Unsealed Dodge County court search warrant records show state justice department division of criminal investigation agent Kevin Heimerl found thirteen medium sized jars of potentially "...finished TATP explosive material" in the apartment refrigerator.  Experts say TATP is often seen used in homemade explosives.  Heimerl said containers labeled TATP were found in Morrow's apartment garage.

In the unsealed court records, Heimerl described the scene in the apartment as a "homemade explosive laboratory," with instructions found on the manufacture of homemade explosives.

Search warrant records also show Morrow may have had interest in white supremacy.

"Within his bedroom, literature has been found concerning white supremacy groups,"  Heimerl stated in justifying search efforts of Morrow's lap top computer and electronic devices.

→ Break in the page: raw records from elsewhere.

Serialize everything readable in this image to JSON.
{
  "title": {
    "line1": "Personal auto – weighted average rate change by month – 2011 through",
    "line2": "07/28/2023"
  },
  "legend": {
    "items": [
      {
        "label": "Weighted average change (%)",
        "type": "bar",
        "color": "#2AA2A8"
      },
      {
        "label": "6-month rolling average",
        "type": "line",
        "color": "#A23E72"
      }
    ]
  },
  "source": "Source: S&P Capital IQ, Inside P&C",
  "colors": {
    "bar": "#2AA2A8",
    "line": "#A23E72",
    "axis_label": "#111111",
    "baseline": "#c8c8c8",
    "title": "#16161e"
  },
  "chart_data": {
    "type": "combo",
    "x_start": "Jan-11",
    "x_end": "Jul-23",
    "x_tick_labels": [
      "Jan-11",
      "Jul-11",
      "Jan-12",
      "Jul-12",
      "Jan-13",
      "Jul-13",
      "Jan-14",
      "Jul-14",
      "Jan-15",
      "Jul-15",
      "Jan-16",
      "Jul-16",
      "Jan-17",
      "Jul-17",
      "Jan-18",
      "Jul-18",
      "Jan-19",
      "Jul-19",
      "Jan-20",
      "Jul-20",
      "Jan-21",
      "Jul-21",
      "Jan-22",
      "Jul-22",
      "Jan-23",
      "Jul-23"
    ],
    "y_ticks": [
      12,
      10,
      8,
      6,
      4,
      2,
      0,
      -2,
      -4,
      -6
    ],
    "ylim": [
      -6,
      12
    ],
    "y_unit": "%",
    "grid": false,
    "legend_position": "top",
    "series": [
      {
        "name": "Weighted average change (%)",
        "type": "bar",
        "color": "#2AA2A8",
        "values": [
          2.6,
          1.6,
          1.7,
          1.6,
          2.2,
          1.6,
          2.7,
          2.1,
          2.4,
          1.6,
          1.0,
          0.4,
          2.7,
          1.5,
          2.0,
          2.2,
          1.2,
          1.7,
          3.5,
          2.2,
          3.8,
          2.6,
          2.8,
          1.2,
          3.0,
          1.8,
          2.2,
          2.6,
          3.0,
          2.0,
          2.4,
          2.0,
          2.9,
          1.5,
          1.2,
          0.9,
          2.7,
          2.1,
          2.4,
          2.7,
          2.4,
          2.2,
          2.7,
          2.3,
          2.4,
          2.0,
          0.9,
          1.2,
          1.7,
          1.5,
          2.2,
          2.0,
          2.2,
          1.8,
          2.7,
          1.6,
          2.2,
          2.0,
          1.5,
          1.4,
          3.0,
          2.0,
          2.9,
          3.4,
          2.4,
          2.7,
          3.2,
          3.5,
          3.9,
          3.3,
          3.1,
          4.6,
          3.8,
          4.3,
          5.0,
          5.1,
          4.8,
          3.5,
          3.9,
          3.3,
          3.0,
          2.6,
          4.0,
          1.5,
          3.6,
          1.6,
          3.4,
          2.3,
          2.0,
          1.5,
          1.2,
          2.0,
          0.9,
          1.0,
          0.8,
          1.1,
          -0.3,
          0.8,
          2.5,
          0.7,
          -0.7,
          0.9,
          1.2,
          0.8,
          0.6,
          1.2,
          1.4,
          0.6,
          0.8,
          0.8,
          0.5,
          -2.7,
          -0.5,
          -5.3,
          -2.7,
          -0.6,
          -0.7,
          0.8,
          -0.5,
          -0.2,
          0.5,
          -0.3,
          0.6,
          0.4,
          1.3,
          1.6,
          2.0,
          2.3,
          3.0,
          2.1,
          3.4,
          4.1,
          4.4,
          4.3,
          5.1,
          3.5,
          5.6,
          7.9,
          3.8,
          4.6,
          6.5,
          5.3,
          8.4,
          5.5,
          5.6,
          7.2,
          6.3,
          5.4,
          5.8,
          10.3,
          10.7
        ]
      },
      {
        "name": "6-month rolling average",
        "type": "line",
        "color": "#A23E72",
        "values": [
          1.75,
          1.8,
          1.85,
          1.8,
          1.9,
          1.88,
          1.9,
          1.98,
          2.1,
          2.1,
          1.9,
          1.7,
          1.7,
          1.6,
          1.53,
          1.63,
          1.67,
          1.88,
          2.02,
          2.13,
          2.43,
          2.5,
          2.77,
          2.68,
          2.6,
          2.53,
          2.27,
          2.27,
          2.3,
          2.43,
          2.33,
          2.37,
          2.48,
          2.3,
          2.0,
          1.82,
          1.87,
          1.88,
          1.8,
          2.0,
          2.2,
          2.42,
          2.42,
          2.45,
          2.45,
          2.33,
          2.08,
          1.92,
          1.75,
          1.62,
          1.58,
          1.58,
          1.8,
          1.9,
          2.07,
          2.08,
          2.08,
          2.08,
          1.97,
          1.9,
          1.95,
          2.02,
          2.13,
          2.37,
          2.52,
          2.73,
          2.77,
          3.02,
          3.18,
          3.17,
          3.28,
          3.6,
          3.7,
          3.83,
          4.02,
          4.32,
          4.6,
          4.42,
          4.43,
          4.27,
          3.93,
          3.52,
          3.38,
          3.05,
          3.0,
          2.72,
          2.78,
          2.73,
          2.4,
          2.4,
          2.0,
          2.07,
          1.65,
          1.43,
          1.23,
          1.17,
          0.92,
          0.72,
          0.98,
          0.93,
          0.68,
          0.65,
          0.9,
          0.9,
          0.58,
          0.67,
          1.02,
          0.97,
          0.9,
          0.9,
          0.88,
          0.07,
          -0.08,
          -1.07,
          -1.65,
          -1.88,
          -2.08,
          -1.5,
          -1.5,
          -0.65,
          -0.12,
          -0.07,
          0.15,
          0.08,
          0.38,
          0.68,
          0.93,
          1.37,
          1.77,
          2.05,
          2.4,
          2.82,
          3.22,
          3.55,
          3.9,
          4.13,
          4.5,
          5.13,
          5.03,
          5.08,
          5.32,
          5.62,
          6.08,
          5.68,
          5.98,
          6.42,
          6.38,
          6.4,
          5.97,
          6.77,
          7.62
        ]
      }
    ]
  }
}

Court records also show investigators identified a Fremont, Wisconsin man who Morrow may have had phone contact with in proximity to the time of the explosion.

Records show a Town of Beaver Dam storage unit rented by Morrow was searched by investigators, but with no evidence of bomb-making found.

The 28-year old Morrow attended a Christian college in Pensacola, Fla, and worked for a pharmaceutical company in Madison prior to living in Beaver Dam. At time of the explosion and his death, Morrow worked for Richelieu Foods in Beaver Dam in quality control.  Unsealed search warrant records state co-workers "...described a smell like moth balls" coming from Morrow.

The explosion permanently displaced more than a dozen other renters in the apartment complex.